WL#7868: InnoDB: Improvements around flushing for proper performance

Status: Complete   —   Priority: Medium

The flushing activity behavior is important to control throughput of DML
oriented workload.

The oldest modification LSN age must be controlled in the transaction log file
total capacity, not to overwrite the last checkpoint log LSN. The age is
increased by new transaction logging the modification. And is decreased by
flushing the page which has the oldest modification. So, in long term, flushing
the oldest pages is needed to progress new transactions.

1: Implementing improvements to the adaptive flushing algorithm

1-a: should consider the distribution about the oldest LSN of the pages in the
end of the flush_list

Along with the each oldest LSN for the pages, the number of pages to be flushed
for the same LSN age progress are different. If there are many similar oldest
LSN aged pages in the end of the flush_list, then all pages should be flushed to
progress the LSN age.

The factor which considers "How many pages should be flushed to progress the LSN
age at the time" should added to the adaptive flushing algorithm.
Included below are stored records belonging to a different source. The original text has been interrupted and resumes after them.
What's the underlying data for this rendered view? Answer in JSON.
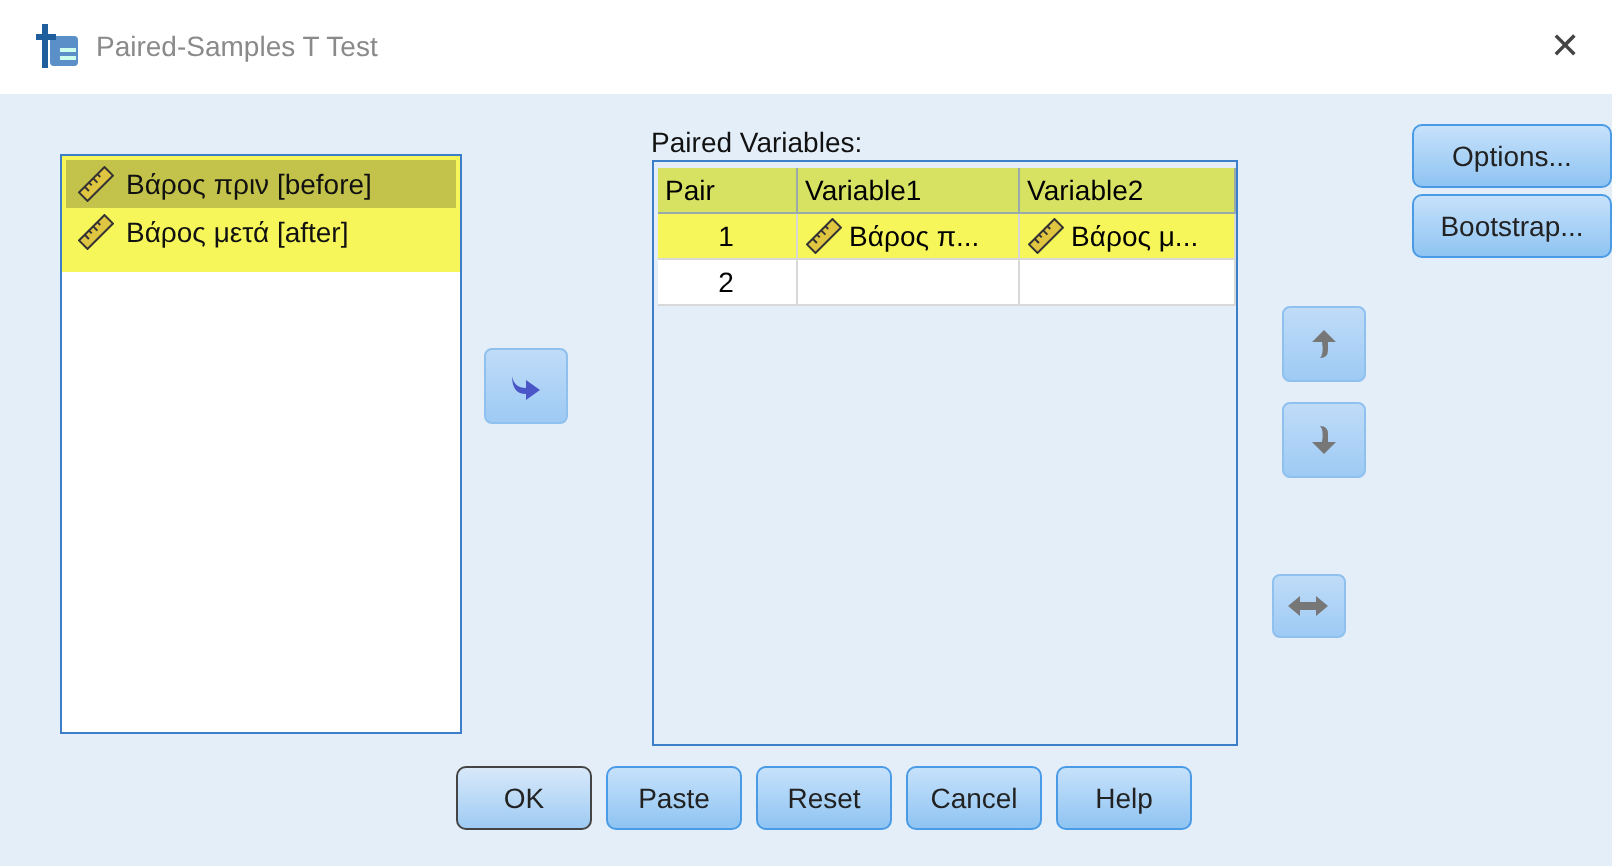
{
  "window": {
    "title": "Paired-Samples T Test",
    "close": "✕"
  },
  "source_list": {
    "items": [
      {
        "label": "Βάρος πριν [before]",
        "selected": true,
        "highlighted": true
      },
      {
        "label": "Βάρος μετά [after]",
        "selected": false,
        "highlighted": true
      }
    ]
  },
  "paired": {
    "label": "Paired Variables:",
    "columns": [
      "Pair",
      "Variable1",
      "Variable2"
    ],
    "rows": [
      {
        "pair": "1",
        "variable1": "Βάρος π...",
        "variable2": "Βάρος μ...",
        "highlighted": true
      },
      {
        "pair": "2",
        "highlighted": false
      }
    ]
  },
  "side_buttons": [
    {
      "label": "Options..."
    },
    {
      "label": "Bootstrap..."
    }
  ],
  "bottom_buttons": [
    {
      "label": "OK",
      "default": true
    },
    {
      "label": "Paste",
      "default": false
    },
    {
      "label": "Reset",
      "default": false
    },
    {
      "label": "Cancel",
      "default": false
    },
    {
      "label": "Help",
      "default": false
    }
  ]
}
1-b: should consider flushing balance for each buffer pool instances

The adaptive flushing algorithm also should consider dirty page balance between
buffer pool instances. Dirty pages in the buffer pool instance which has the
most dirty pages should be flushed in prior


2: Setting a thread priority for the page_cleaner (if the platform allows and
authorized to set)

To keep the proper flushing along with the throughput of the workload,
page_cleaner threads should have opportunity to be executed properly. If there
are many active user threads and their thread priority are all the same, the
page_cleaner has less opportunity to run and might not flush enough dirty pages.

Even if it depends on environment and 'best effort', page_cleaner priority
should be greater than the others.


3: Proper flush waiting when the max modified LSN age is around
max_modified_age_sync

In the previous version, if the max modified LSN age reaches
max_modified_age_sync the flushing could overreacts (long flushing batch and
all user threads should wait for the batch end).

Each user thread should wait only for the target LSN age, not for the batch
end. They should progress along with the flushing pages and reduced the last
modified LSN age. By that throughput around max_modified_age_sync should be much
more smooth and proper, and much less performance risk to reach to
max_modified_age_sync.


3': should block the checkpoint LSN overwritten

By implementing the above item "3:", the user threads have more opportunity to
progress than before, and also might have more possibility to overwrite the
checkpoint.

The each log write should be conscious about the last checkpoint LSN not to
overwrite its transaction log.
Functional requirements:
F-1: Proper flushing throughput along with setting innodb_io_capacity_max.
     (User should not set too large innodb_io_capacity_max.
      [written blocks/s] can reach to system max
      and can be limited by innodb_io_capacity_max with the number (blocks/s))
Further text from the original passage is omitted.